Em 19 de fevereiro de 2010 um documento com o timbre da Superintendência Regional de Meio Ambiente e Desenvolvimento Sustentável do Norte de Minas Gerais, “sugere” o indeferimento do pedido de licença prévia para execução do projeto de assentamento no acampamento Trevo.
— Esse discurso demagógico, ambientalista propõe que as famílias camponesas vivam do extrativismo, e que as comunidades ribeirinhas e vazanteiros2 se transformem em uma espécie de “fiscais da natureza”, colaborando assim para a repressão das famílias camponesas que cometam o “crime” de produzir na terra — destaca Raimundo.
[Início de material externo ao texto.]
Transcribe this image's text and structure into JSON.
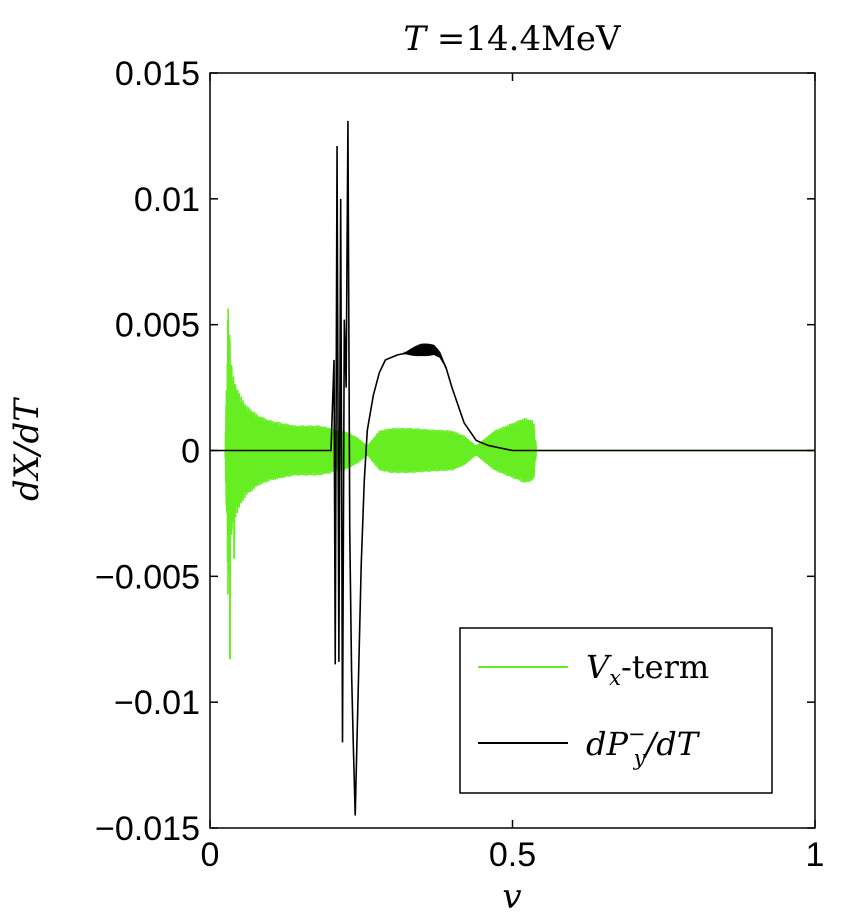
{
  "chart_data": {
    "type": "line",
    "title": "T =14.4MeV",
    "xlabel": "v",
    "ylabel": "dX/dT",
    "xlim": [
      0,
      1
    ],
    "ylim": [
      -0.015,
      0.015
    ],
    "xticks": [
      0,
      0.5,
      1
    ],
    "xtick_labels": [
      "0",
      "0.5",
      "1"
    ],
    "yticks": [
      0.015,
      0.01,
      0.005,
      0,
      -0.005,
      -0.01,
      -0.015
    ],
    "ytick_labels": [
      "0.015",
      "0.01",
      "0.005",
      "0",
      "−0.005",
      "−0.01",
      "−0.015"
    ],
    "grid": false,
    "legend_position": "bottom-right",
    "series": [
      {
        "name": "Vx-term",
        "color": "#66ee22",
        "style": "oscillating",
        "x": [
          0.025,
          0.03,
          0.035,
          0.04,
          0.05,
          0.06,
          0.08,
          0.1,
          0.12,
          0.14,
          0.16,
          0.18,
          0.2,
          0.21,
          0.22,
          0.23,
          0.245,
          0.26,
          0.27,
          0.28,
          0.3,
          0.33,
          0.36,
          0.4,
          0.42,
          0.44,
          0.45,
          0.46,
          0.47,
          0.48,
          0.5,
          0.52,
          0.535,
          0.54,
          1.0
        ],
        "envelope": [
          0.0,
          0.006,
          0.0035,
          0.0028,
          0.0022,
          0.0018,
          0.0014,
          0.0012,
          0.0011,
          0.001,
          0.001,
          0.001,
          0.0009,
          0.0008,
          0.0008,
          0.0007,
          0.0005,
          0.0002,
          0.0005,
          0.0008,
          0.0009,
          0.0009,
          0.00085,
          0.0008,
          0.0006,
          0.0002,
          0.0004,
          0.0006,
          0.0008,
          0.0009,
          0.0011,
          0.0013,
          0.0012,
          0.0,
          0.0
        ],
        "highlights": [
          {
            "x": 0.033,
            "y": -0.0083
          },
          {
            "x": 0.035,
            "y": 0.0034
          },
          {
            "x": 0.04,
            "y": -0.0043
          },
          {
            "x": 0.045,
            "y": 0.0024
          }
        ]
      },
      {
        "name": "dP_y^-/dT",
        "color": "#000000",
        "style": "line",
        "x": [
          0.0,
          0.2,
          0.205,
          0.207,
          0.21,
          0.213,
          0.216,
          0.219,
          0.222,
          0.225,
          0.228,
          0.231,
          0.234,
          0.237,
          0.24,
          0.243,
          0.246,
          0.25,
          0.255,
          0.26,
          0.27,
          0.28,
          0.29,
          0.3,
          0.31,
          0.33,
          0.35,
          0.37,
          0.38,
          0.39,
          0.4,
          0.42,
          0.44,
          0.46,
          0.48,
          0.5,
          0.52,
          0.55,
          1.0
        ],
        "y": [
          0.0,
          0.0,
          0.0036,
          -0.0085,
          0.0121,
          -0.0084,
          0.01,
          -0.0116,
          0.0052,
          0.0025,
          0.0131,
          -0.0032,
          -0.0088,
          -0.0118,
          -0.0145,
          -0.0115,
          -0.0085,
          -0.0045,
          -0.0012,
          0.0008,
          0.0022,
          0.0031,
          0.0036,
          0.0037,
          0.0038,
          0.0039,
          0.004,
          0.004,
          0.0038,
          0.0033,
          0.0025,
          0.0011,
          0.0004,
          0.0002,
          0.0001,
          0.0,
          0.0,
          0.0,
          0.0
        ],
        "band": {
          "x": [
            0.32,
            0.39
          ],
          "half_width": 0.00025
        }
      }
    ],
    "legend": [
      {
        "label": "V_x-term",
        "color": "#66ee22"
      },
      {
        "label": "dP_y^-/dT",
        "color": "#000000"
      }
    ]
  }
}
“Faixa de Gaza” no Norte de Minas
Em carta dirigida a Manoel Costa, secretário de estado da Reforma Agrária, a LCP fez contundente denúncia sobre a situação dos camponeses do acampamento Trevo.
“Fruto da luta de mais de 40 anos da Vila de Porto Agrário contra a miséria, o analfabetismo e a escravidão, as 200 famílias do Acampamento Trevo representam os 2.000 habitantes da Vila, na sua grande maioria negros, pescadores e pequenos agricultores em terras alagadiças, que nesse tempo todo eram cativas do latifundiário Nilo Coelho. A Vila de Porto Agrário, guardada as devidas proporções, é como uma Faixa de Gaza, cercada pelo latifundiário por todos os lados, com exceção da saída para o Rio São Francisco.
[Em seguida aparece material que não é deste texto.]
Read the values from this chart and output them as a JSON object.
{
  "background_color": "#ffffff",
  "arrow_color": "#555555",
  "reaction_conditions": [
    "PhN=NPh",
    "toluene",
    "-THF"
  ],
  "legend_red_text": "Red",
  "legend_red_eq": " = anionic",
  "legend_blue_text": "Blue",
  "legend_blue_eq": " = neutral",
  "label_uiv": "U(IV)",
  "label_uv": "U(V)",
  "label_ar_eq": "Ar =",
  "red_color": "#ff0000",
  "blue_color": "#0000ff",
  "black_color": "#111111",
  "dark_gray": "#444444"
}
Cabe, porém, uma consideração, que ainda não foi feita. Não se trata de um assentamento qualquer do Programa de Reforma Agrária, em que as famílias são “assentadas” aqui ou ali, para se transformarem em pequenos agricultores! É uma questão de libertação de um povo da escravidão! A única e monstruosa diferença que o Projeto de Assentamento vai realizar na região não vai ser que os camponeses vão desmatar e destruir esta área de beleza “cênica”, como afirmou um dos participantes na reunião do Copam. Estes camponeses sempre trabalharam na área, viveram e vivem lá. Só que estas famílias eram cativas do Sr. Nilo Coelho e de suas mais de 10.000 cabeças de gado, e agora seriam livres.
LCP prepara seu 6º congresso
Como parte da preparação e mobilização para o seu 6º congresso, a Liga dos Camponeses Pobres do Norte Minas e Sul da Bahia realizou em julho último uma reunião de delegados das áreas onde atua.
Em seu boletim informativo a LCP denuncia que durante a safra de 2009 “milhares de camponeses foram impedidos de plantar por atraso da liberação das licenças e que plantar na região compreendida entre a Serra Geral e o Rio São Francisco tem sido tratado como crime, pois as leis ambientais consideram essas áreas intocáveis.
Combatendo a demagogia ambiental e respondendo às perseguições e tentativas de expulsar os camponeses da terra, a LCP elaborou um plano de resistência para a safra 2010/2011.
1 Após a decisão do Copam, a Fetaemg representou um recurso contrário, tendo o Incra concordado em encaminhar (ou não) o Projeto de Assentamento, somente após a decisão deste recurso.
2 Aqueles que cultivam nas vazantes, ou seja, nas áreas de várzeas e áreas próximas aos leitos dos rios nos períodos de baixa das águas, aproveitando os sedimentos e nutrientes depositados às suas margens.